The Tyranny of Good Intentions
Larry Pratt

How we view government has a profound affect on our liberties.

Our founding fathers looked upon government as a shield to protect individual liberties. Most of our politicians today look upon government as the engine for doing good.

This framework is described masterfully in a very important book entitled The Tyranny of Good Intentions: How Prosecutors and Bureaucrats Are Trampling the Constitution in the Name of Justice by Paul Craig Roberts and Lawrence Stratton.

The English liberty tradition of the law as a shield to protect individual liberties traces back to Alfred the Great in the ninth century. The notion of the law as an instrument of the policy of the rulers was articulated by, among others, Jeremy Bentham, a 17th century political philosopher.

One of the more visible abuses of the law in our day is the ever-expanding number of reasons why police agencies are allowed to take people’s cash, cars, houses and other property without a warrant, and without ever pressing charges. Justified in the name of giving police and prosecutors effective crime-fighting tools, the reality has become a license to steal because the proceeds of confiscation go to the very officers who carry out the forfeiture.

The Tyranny of Good Intentions describes how the Communists made the law a weapon of the ruling elite. A process to seek justice was consciously rejected in place of a process to achieve the political objectives of the Communist Party. With that in mind, the authors paint a very disturbing picture of the perversion of the legal process in the United States that is now operating all too much like that of the Soviet Union.

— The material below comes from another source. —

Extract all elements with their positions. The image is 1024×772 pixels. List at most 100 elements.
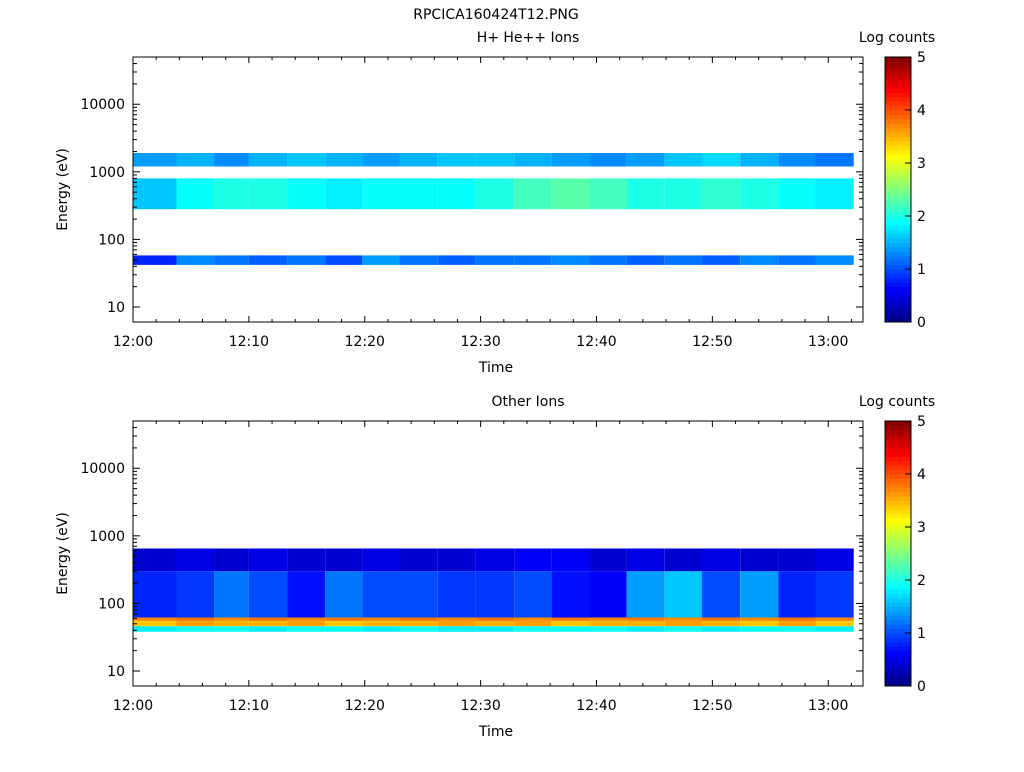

What is the end of this? Well, consider that one of the most horrifying features of totalitarian government is the concentration camp. Jeremy Bentham believed that people who might, because of their economic and social status, commit a crime, should be apprehended and reformed through heavy labor. Hitler and Lenin must have had Bentham on their nightstand.

So, too, might today’s English Prime Minister, Tony Blair. He is proposing that the government be allowed to confine people proactively, based on the fears of their potential danger to society.

The Bible says that only God knows the hearts of men. Our Benthamite politicians obviously believe they share that divine knowledge.